HUERFANO– Many Huerfanos know the sickening “pop” of the skin on the heel of their foot as a goathead sticker punches through.  Where do they come from?  Goathead gremlins leave them at night while you are sleeping.  You can be 500 feet from the nearest goathead plant, and one will just happen to be lying in wait on the path to your mailbox.  A goathead can bring the biggest, toughest cowboy to his knees – well, that is if the particular cowboy would ever be caught dead wearing flipflops or going barefoot.  Call a “waa-mbulance for me!”  I’ll admit it, I am not much into stickers, cactus spines, thistles and their ilk.  

    About five years ago we fell in love with a property in Majors Ranch subdivision, up by a rock wall.  Well, almost fell in love.  We had our rose colored glasses on.  When we took them off, we noticed about seven million little barrel cactus plants.  In my mind’s eye, I suddenly saw them gaining “protected species” status on the day escrow closed, then growing large and multiplying like rabbits, forming a gauntlet around our home.  The dog would constantly have spines in his nose, and you know where dogs stick their noses when they want to greet you.  The UPS guy would refuse to deliver packages.  We wouldn’t be able to play badminton in the front yard (not that we do anyway, but it’s just the thought).  The school bus would need a plow on the front – like the cattle catcher on a train – to get through the driveway. 

    Even someone from Pennsylvania, who finds cacti to be a novelty, knows her limits.  I was not cut out to tame a cactus field.  We piled into the car and sped away, squealing the tires on the dirt road like they used to do in Hawaii Five-O.  

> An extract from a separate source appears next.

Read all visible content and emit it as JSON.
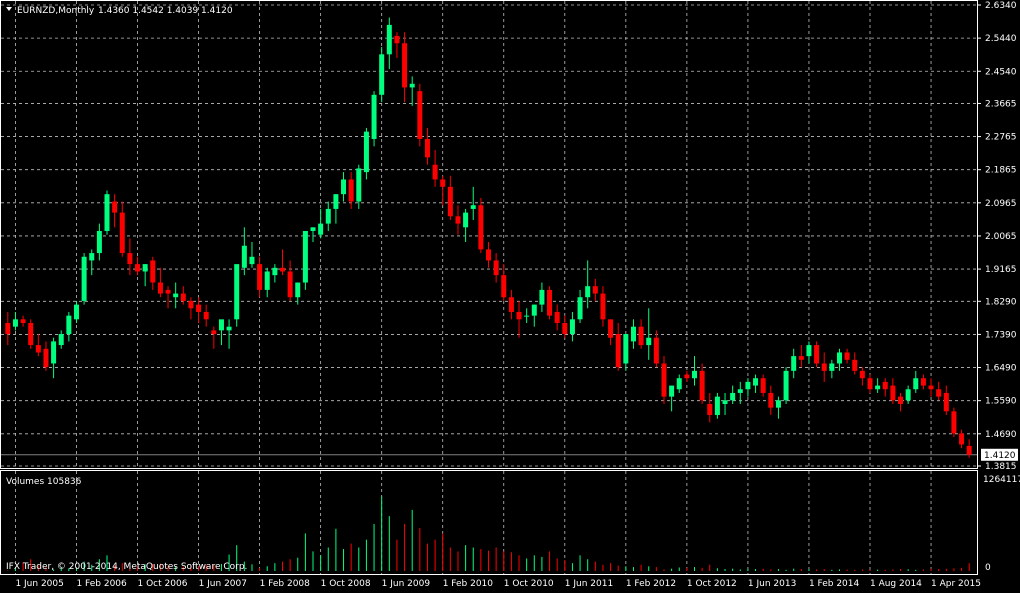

    I have pretty much the same ill will toward thistles, horehound seeds, cholla spines, cockleburs, and prickly pears.  Some people may not be aware there is a law against thistles in Colorado.  Unfortunately, the ignoramus thistles do not know this, so they continue to scourge us.  Don’t get me wrong, thistle flowers are downright beautiful.  Unfortunately, once they flower and go to seed, they pretty much have the run of your property.  After the Yosemite caldera explosion, the only things left alive will be cockroaches (adobe bugs in Huerfano County) and thistles.  Greater landowners than us have fought the thistle war and lost.  The only solution I can think of is to find a way to make ethanol from them.  You’re not going to hear anyone whining about how thistles could have fed a person for a year instead of being used as fuel to drive 1,000 miles.  And farmers won’t have to plow up their ground to plant thistles.  They grow everywhere, evidently require no water or fertilizer, and the seeds are free.  You don’t even have to use a planter.  Just hold a seed head in the Huerfano County wind and you’ll have thistles for 50 miles around.  

    If you have been a victim of the goathead sticker, aka puncturevine, you can throw your support behind Goatheads.com or visit one of the other 15,700 web sites dedicated to goathead-icide.  As a comparison, there are 587,000 web sites about how to kill thistles, and on this I don’t even have to exaggerate.